Malnutrition projet Pndpe

Au niveau des communes de Materi et de Cobly dans l’Atacora ouest, Souska Antoine Kassa est responsable du Projet de nutrition et de développement de la petite enfance (Pndpe) financé par la Banque mondiale. Il parle de plus de 18000 enfants impactés, même si des difficultés se sont révélées dans la mise en œuvre.
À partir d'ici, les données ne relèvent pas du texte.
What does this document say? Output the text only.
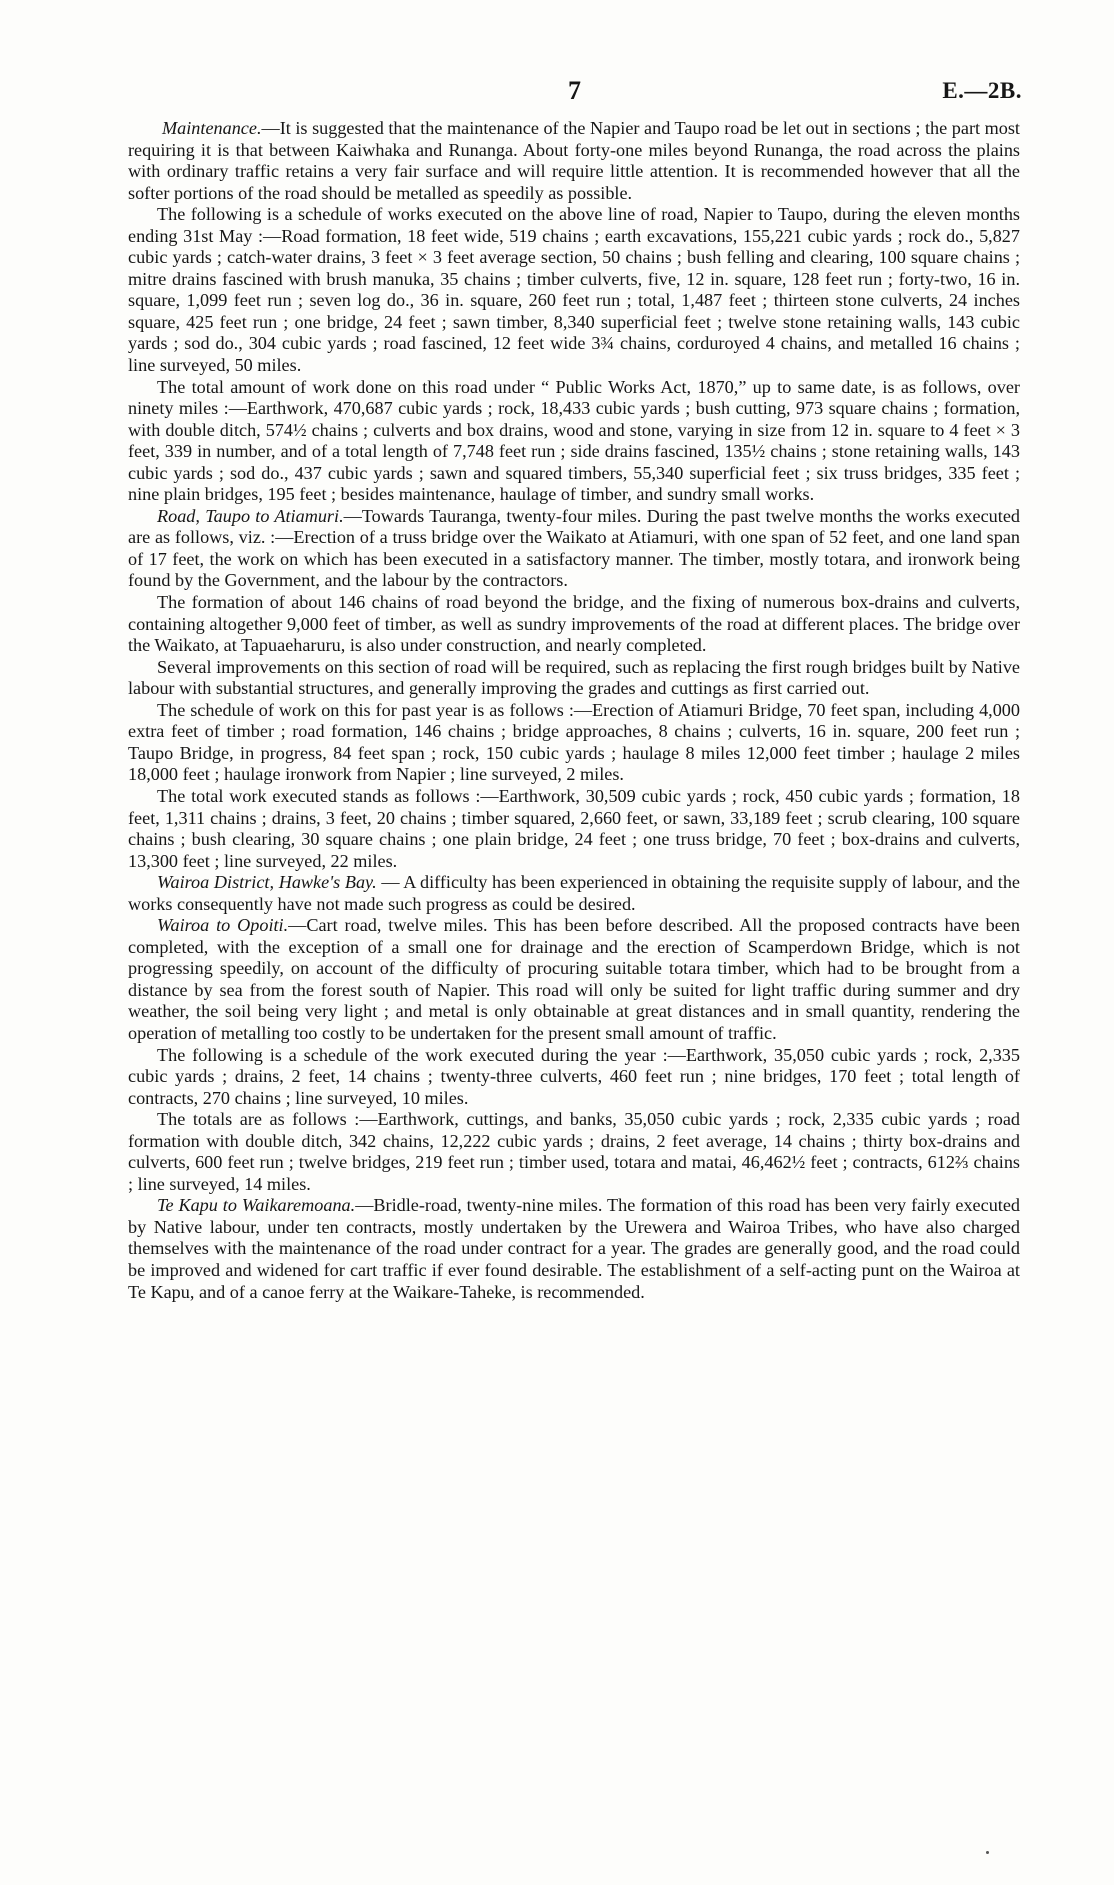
7	E.—2B.

Maintenance.—It is suggested that the maintenance of the Napier and Taupo road be let out in sections ; the part most requiring it is that between Kaiwhaka and Runanga. About forty-one miles beyond Runanga, the road across the plains with ordinary traffic retains a very fair surface and will require little attention. It is recommended however that all the softer portions of the road should be metalled as speedily as possible.

The following is a schedule of works executed on the above line of road, Napier to Taupo, during the eleven months ending 31st May :—Road formation, 18 feet wide, 519 chains ; earth excavations, 155,221 cubic yards ; rock do., 5,827 cubic yards ; catch-water drains, 3 feet × 3 feet average section, 50 chains ; bush felling and clearing, 100 square chains ; mitre drains fascined with brush manuka, 35 chains ; timber culverts, five, 12 in. square, 128 feet run ; forty-two, 16 in. square, 1,099 feet run ; seven log do., 36 in. square, 260 feet run ; total, 1,487 feet ; thirteen stone culverts, 24 inches square, 425 feet run ; one bridge, 24 feet ; sawn timber, 8,340 superficial feet ; twelve stone retaining walls, 143 cubic yards ; sod do., 304 cubic yards ; road fascined, 12 feet wide 3¾ chains, corduroyed 4 chains, and metalled 16 chains ; line surveyed, 50 miles.

The total amount of work done on this road under “ Public Works Act, 1870,” up to same date, is as follows, over ninety miles :—Earthwork, 470,687 cubic yards ; rock, 18,433 cubic yards ; bush cutting, 973 square chains ; formation, with double ditch, 574½ chains ; culverts and box drains, wood and stone, varying in size from 12 in. square to 4 feet × 3 feet, 339 in number, and of a total length of 7,748 feet run ; side drains fascined, 135½ chains ; stone retaining walls, 143 cubic yards ; sod do., 437 cubic yards ; sawn and squared timbers, 55,340 superficial feet ; six truss bridges, 335 feet ; nine plain bridges, 195 feet ; besides maintenance, haulage of timber, and sundry small works.

Road, Taupo to Atiamuri.—Towards Tauranga, twenty-four miles. During the past twelve months the works executed are as follows, viz. :—Erection of a truss bridge over the Waikato at Atiamuri, with one span of 52 feet, and one land span of 17 feet, the work on which has been executed in a satisfactory manner. The timber, mostly totara, and ironwork being found by the Government, and the labour by the contractors.

The formation of about 146 chains of road beyond the bridge, and the fixing of numerous box-drains and culverts, containing altogether 9,000 feet of timber, as well as sundry improvements of the road at different places. The bridge over the Waikato, at Tapuaeharuru, is also under construction, and nearly completed.

Several improvements on this section of road will be required, such as replacing the first rough bridges built by Native labour with substantial structures, and generally improving the grades and cuttings as first carried out.

The schedule of work on this for past year is as follows :—Erection of Atiamuri Bridge, 70 feet span, including 4,000 extra feet of timber ; road formation, 146 chains ; bridge approaches, 8 chains ; culverts, 16 in. square, 200 feet run ; Taupo Bridge, in progress, 84 feet span ; rock, 150 cubic yards ; haulage 8 miles 12,000 feet timber ; haulage 2 miles 18,000 feet ; haulage ironwork from Napier ; line surveyed, 2 miles.

The total work executed stands as follows :—Earthwork, 30,509 cubic yards ; rock, 450 cubic yards ; formation, 18 feet, 1,311 chains ; drains, 3 feet, 20 chains ; timber squared, 2,660 feet, or sawn, 33,189 feet ; scrub clearing, 100 square chains ; bush clearing, 30 square chains ; one plain bridge, 24 feet ; one truss bridge, 70 feet ; box-drains and culverts, 13,300 feet ; line surveyed, 22 miles.

Wairoa District, Hawke's Bay. — A difficulty has been experienced in obtaining the requisite supply of labour, and the works consequently have not made such progress as could be desired.

Wairoa to Opoiti.—Cart road, twelve miles. This has been before described. All the proposed contracts have been completed, with the exception of a small one for drainage and the erection of Scamperdown Bridge, which is not progressing speedily, on account of the difficulty of procuring suitable totara timber, which had to be brought from a distance by sea from the forest south of Napier. This road will only be suited for light traffic during summer and dry weather, the soil being very light ; and metal is only obtainable at great distances and in small quantity, rendering the operation of metalling too costly to be undertaken for the present small amount of traffic.

The following is a schedule of the work executed during the year :—Earthwork, 35,050 cubic yards ; rock, 2,335 cubic yards ; drains, 2 feet, 14 chains ; twenty-three culverts, 460 feet run ; nine bridges, 170 feet ; total length of contracts, 270 chains ; line surveyed, 10 miles.

The totals are as follows :—Earthwork, cuttings, and banks, 35,050 cubic yards ; rock, 2,335 cubic yards ; road formation with double ditch, 342 chains, 12,222 cubic yards ; drains, 2 feet average, 14 chains ; thirty box-drains and culverts, 600 feet run ; twelve bridges, 219 feet run ; timber used, totara and matai, 46,462½ feet ; contracts, 612⅔ chains ; line surveyed, 14 miles.

Te Kapu to Waikaremoana.—Bridle-road, twenty-nine miles. The formation of this road has been very fairly executed by Native labour, under ten contracts, mostly undertaken by the Urewera and Wairoa Tribes, who have also charged themselves with the maintenance of the road under contract for a year. The grades are generally good, and the road could be improved and widened for cart traffic if ever found desirable. The establishment of a self-acting punt on the Wairoa at Te Kapu, and of a canoe ferry at the Waikare-Taheke, is recommended.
Il salue surtout le changement de comportement induit par le projet au niveau des communautés qui concevaient la malnutrition tout sauf comme une maladie d’origine alimentaire.  

Propos recueillis par Sêmèvo Bonaventure AGBON

 

Bénin Intelligent : Quel est selon vous, l’impact social le plus marquant du Pndpe dans votre région ?

Souska Antoine Kassa : Il faut dire que par rapport à la nutrition et au développement de la petite enfance, au démarrage des activités la malnutrition était perçue, pas comme une maladie alimentaire, mais comme d’origine spirituelle, donc liée aux actions des sorciers, des pratiques occultes qui envoûtent les enfants qui présentent des formes de malnutrition.

Mais lorsque les activités ont démarré par des sensibilisations et les références des enfants malnutris, l’alimentation équilibrée par des démonstrations culinaires et les foyers d’apprentissage, ces enfants qui étaient soupçonnés comme étant envoûtés ont récupéré. Donc très tôt les parents ont compris que contrairement aux pensées ou antécédents qu’ils avaient, cette maladie n’est pas forcément liée aux pratiques occultes et que c’est vraiment une mauvaise alimentation et l’alimentation déséquilibrée qui conduisent à la malnutrition.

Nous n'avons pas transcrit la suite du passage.